Who did we engage with?

We engaged with the technology supplier, TytoCare, who provided some technical training around how to use their device most effectively and how their processes worked. Clinical safety processes had to be undertaken and ratified by safety committees in the Trust to ensure it was the right thing to do for patients and didn’t create more risk or safety issues.

We did some patient surveys and pretty much universally patients were happy that they were seen reasonably promptly in the emergency department and usually by a senior clinician. By using remote consultations, the overall waiting time was reduced, the time to see a clinician was improved and patient satisfaction levels in the consultant group that were being seen was quite high as well. The patient journey in the emergency department can be s fraught, you don’t know when you’re going to get seen, you don’t know who is going to see you, you don’t know the level of expertise. If I can have a consultant working from home who is able to consult  with patients, that in itself provides reassurance for patients.

We also thought if we could see patients who were thinking about coming in or on their way to the emergency department, we could have a bigger impact. So, we tried to engage with the ambulance service, other carers in the community, falls teams, urgent care response teams, care homes, all of whom were potential collaborators on this. If the emergency department consultant can have an influence on the patient’s journey before the patient comes in, then this will help deliver the right patient to the right clinician at the right time in the right place and make much better use of resources by taking emergency department decision-making closer to the patient.
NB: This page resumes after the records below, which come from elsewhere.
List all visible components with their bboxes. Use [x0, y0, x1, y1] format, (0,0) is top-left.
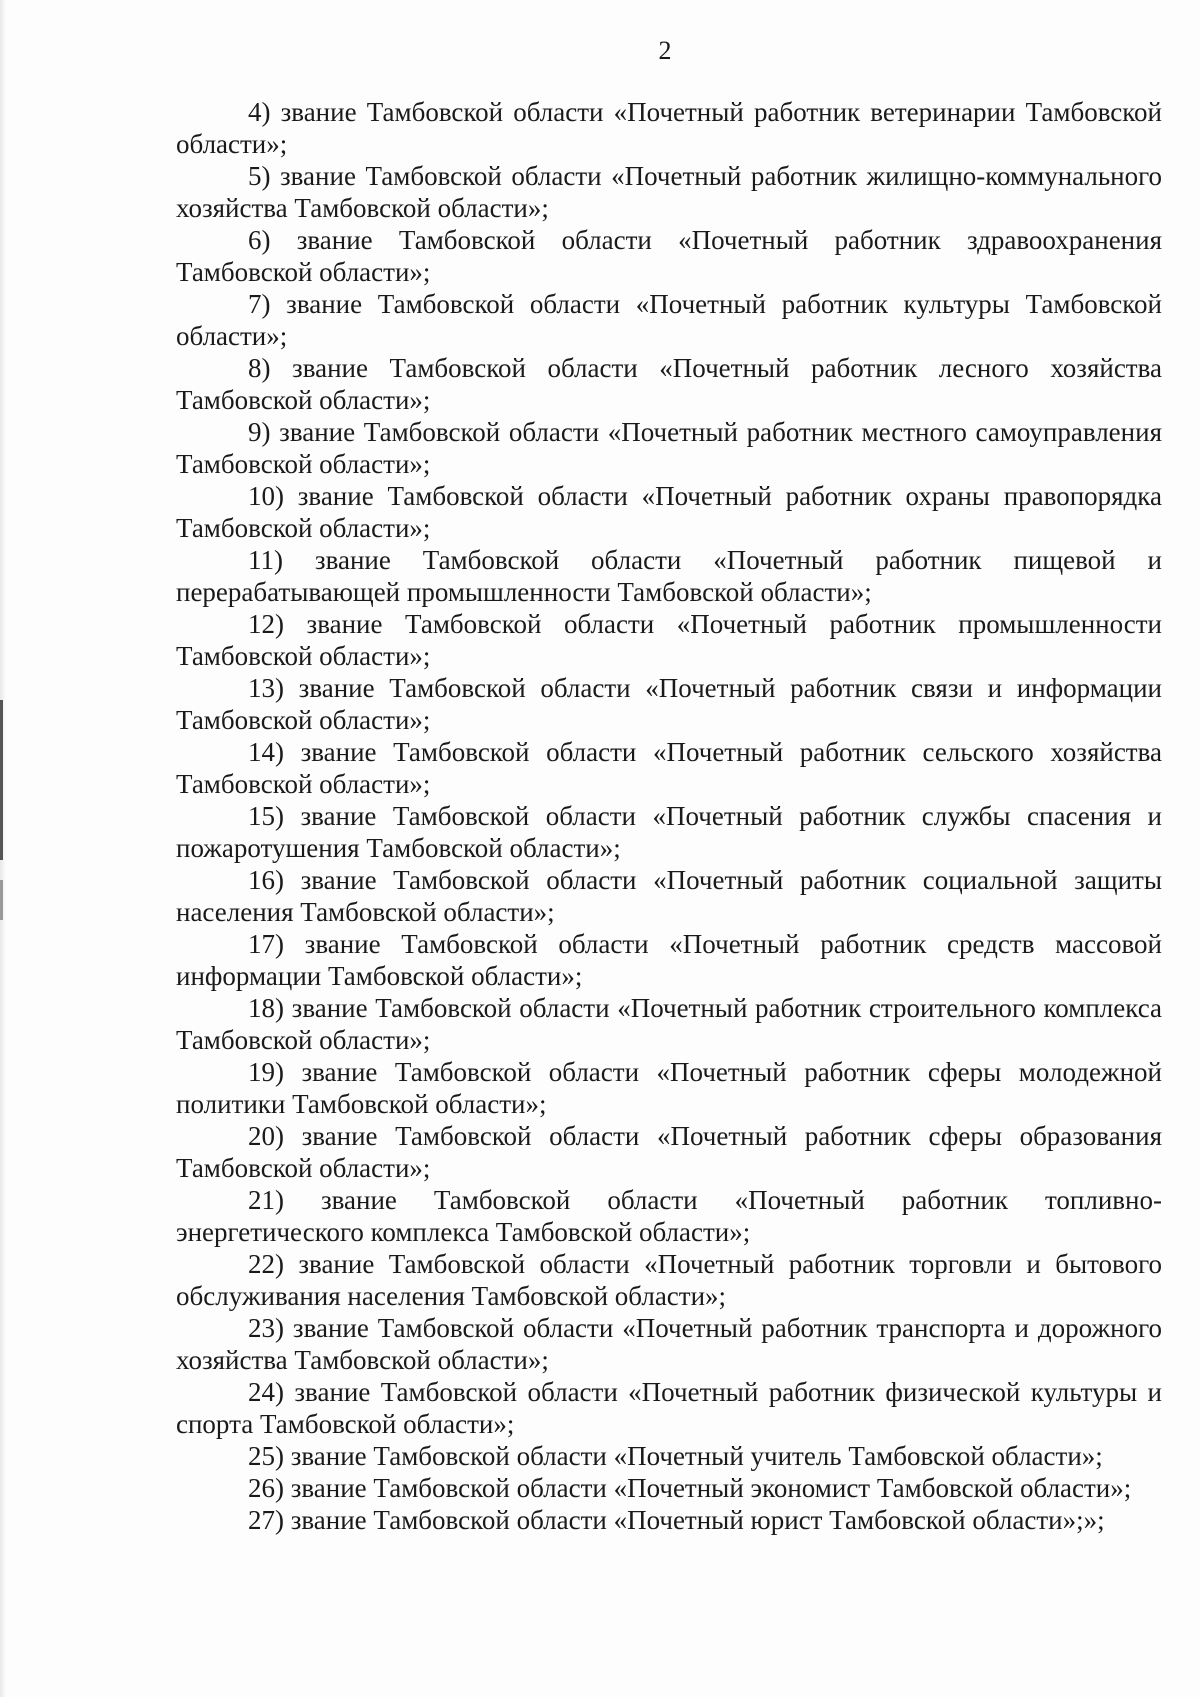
list-item: 18) звание Тамбовской области «Почетный работник строительного комплекса Тамбовской области»;	[176, 993, 1162, 1055]
list-item: 13) звание Тамбовской области «Почетный работник связи и информации Тамбовской области»;	[176, 673, 1162, 735]
list-item: 26) звание Тамбовской области «Почетный экономист Тамбовской области»;	[248, 1473, 1132, 1503]
list-item: 8) звание Тамбовской области «Почетный работник лесного хозяйства Тамбовской области»;	[176, 353, 1162, 415]
list-item: 10) звание Тамбовской области «Почетный работник охраны правопорядка Тамбовской области»;	[176, 481, 1162, 543]
scan-mark	[0, 880, 3, 920]
list-item: 20) звание Тамбовской области «Почетный работник сферы образования Тамбовской области»;	[176, 1121, 1162, 1183]
list-item: 24) звание Тамбовской области «Почетный работник физической культуры и спорта Тамбовской области»;	[176, 1377, 1162, 1439]
list-item: 15) звание Тамбовской области «Почетный работник службы спасения и пожаротушения Тамбовской области»;	[176, 801, 1162, 863]
list-item: 27) звание Тамбовской области «Почетный юрист Тамбовской области»;»;	[248, 1505, 1105, 1535]
list-item: 25) звание Тамбовской области «Почетный учитель Тамбовской области»;	[248, 1441, 1103, 1471]
list-item: 19) звание Тамбовской области «Почетный работник сферы молодежной политики Тамбовской области»;	[176, 1057, 1162, 1119]
list-item: 11) звание Тамбовской области «Почетный работник пищевой и перерабатывающей промышленности Тамбовской области»;	[176, 545, 1162, 607]
list-item: 22) звание Тамбовской области «Почетный работник торговли и бытового обслуживания населения Тамбовской области»;	[176, 1249, 1162, 1311]
list-item: 23) звание Тамбовской области «Почетный работник транспорта и дорожного хозяйства Тамбовской области»;	[176, 1313, 1162, 1375]
list-item: 14) звание Тамбовской области «Почетный работник сельского хозяйства Тамбовской области»;	[176, 737, 1162, 799]
list-item: 4) звание Тамбовской области «Почетный работник ветеринарии Тамбовской области»;	[176, 97, 1162, 159]
list-item: 6) звание Тамбовской области «Почетный работник здравоохранения Тамбовской области»;	[176, 225, 1162, 287]
document-body	[176, 96, 1162, 1536]
page-number: 2	[658, 36, 672, 65]
list-item: 9) звание Тамбовской области «Почетный работник местного самоуправления Тамбовской области»;	[176, 417, 1162, 479]
list-item: 12) звание Тамбовской области «Почетный работник промышленности Тамбовской области»;	[176, 609, 1162, 671]
list-item: 21) звание Тамбовской области «Почетный работник топливно-энергетического комплекса Тамбовской области»;	[176, 1185, 1162, 1247]
list-item: 5) звание Тамбовской области «Почетный работник жилищно-коммунального хозяйства Тамбовской области»;	[176, 161, 1162, 223]
list-item: 16) звание Тамбовской области «Почетный работник социальной защиты населения Тамбовской области»;	[176, 865, 1162, 927]
scan-mark	[0, 700, 3, 860]
list-item: 7) звание Тамбовской области «Почетный работник культуры Тамбовской области»;	[176, 289, 1162, 351]
list-item: 17) звание Тамбовской области «Почетный работник средств массовой информации Тамбовской области»;	[176, 929, 1162, 991]
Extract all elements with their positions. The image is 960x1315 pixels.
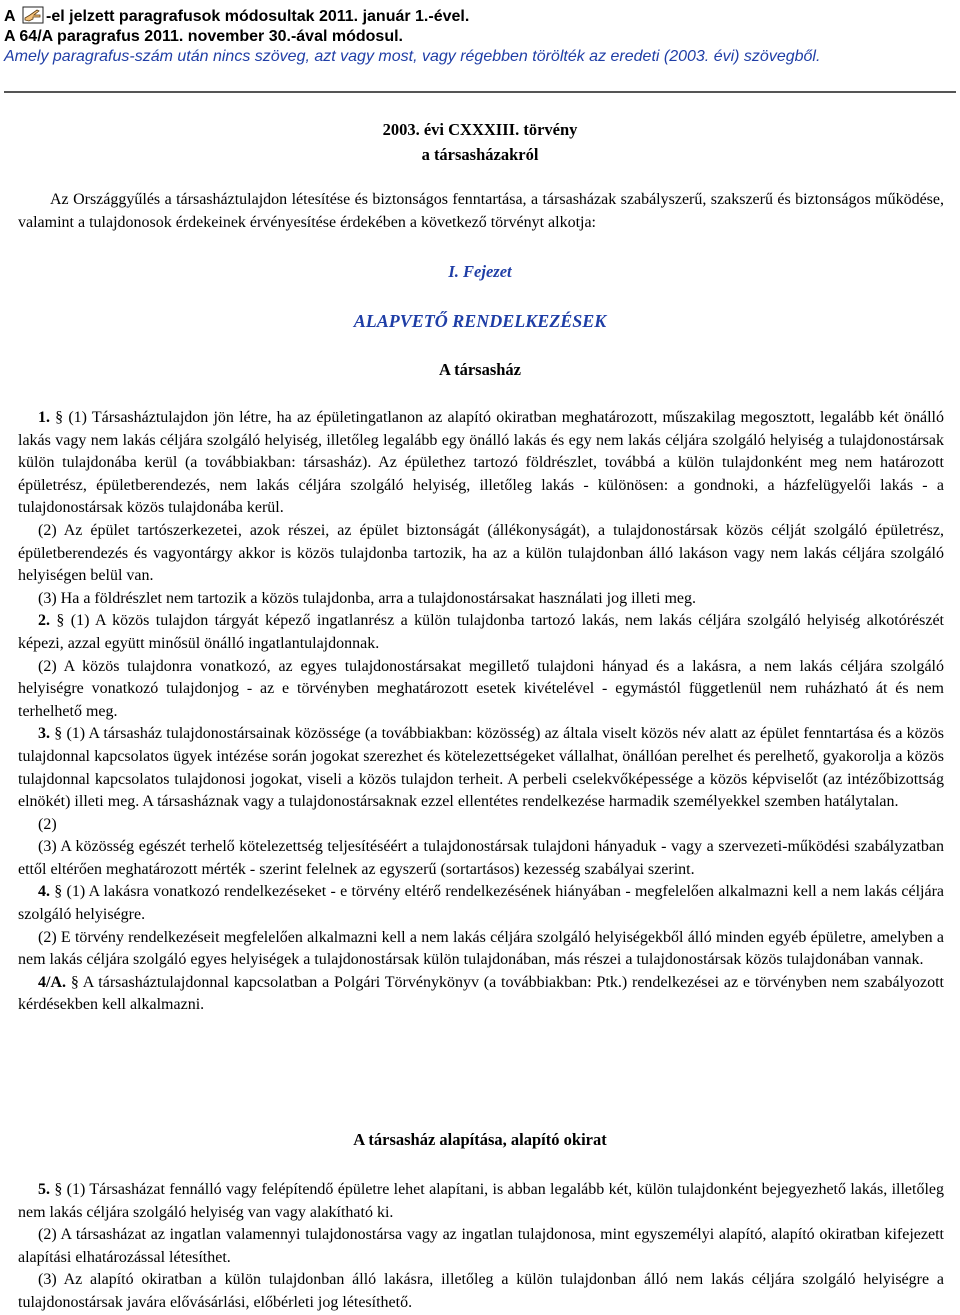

This type of work cuts across traditional barriers and if implemented could revolutionise the care provided to patients. Not all patients are digitally savvy or have access to digital resources, but I think we’ve got to be realistic about it and say, right, if for instance 50% of my patients can use digital solutions, this means I can release more staff resources. I could then better look after the patients who don’t have access to digital healthcare with more focused resources.

Working together is essential if we want to succeed

It’s important that we work together on these matters. The patient doesn’t know and frankly doesn’t want to know when they are moved from one service to another. They just want to be looked after. But there are boundaries in place that have an additional cost, complexity and bureaucracy just because the patient has moved from primary care into A&E and then onto a ward. Every time the patient is handed over to a different service, there is another layer of complexity, and you get another lot of people involved, another lot of committees, another lot of safety information that needs to be ticked off. All this creates difficulties and obstacles in trying to innovate and solve these problems. As healthcare providers we need to consider the patient journey as a whole and not just a small part of this journey.

Sometimes the benefit realisation to an individual part of the service is not tangible to them even though there may be a huge benefit to the patient. When we work in narrow silos, we run the risk of not implementing innovations that can bring huge benefits to patients and healthcare staff. We need to consider the whole of the patient and the whole of their journey and work together to solve the whole of the problem.

I think that’s the conversation we need to have at an integrated care system level. If we all work together and follow the patient journey, it will make the system less clunky, more efficient and much more cost effective. It was challenging trying to deal with other teams outside of the A&E department when trying to implement these types of solutions. One of the lessons I’ve learnt is to remain flexible. I think if you have this rigid view of “I’m going to do this pathway and that’s all I’m going to do”, then you’re not really allowing yourself to see what the technology can achieve for you and your patients.

Having done the proof of concept and pilot study and seen first-hand the benefits of using remote monitoring where appropriate, I think that to become an integral part of the way we work, we need a bigger strategic conversation with the integrated care systems.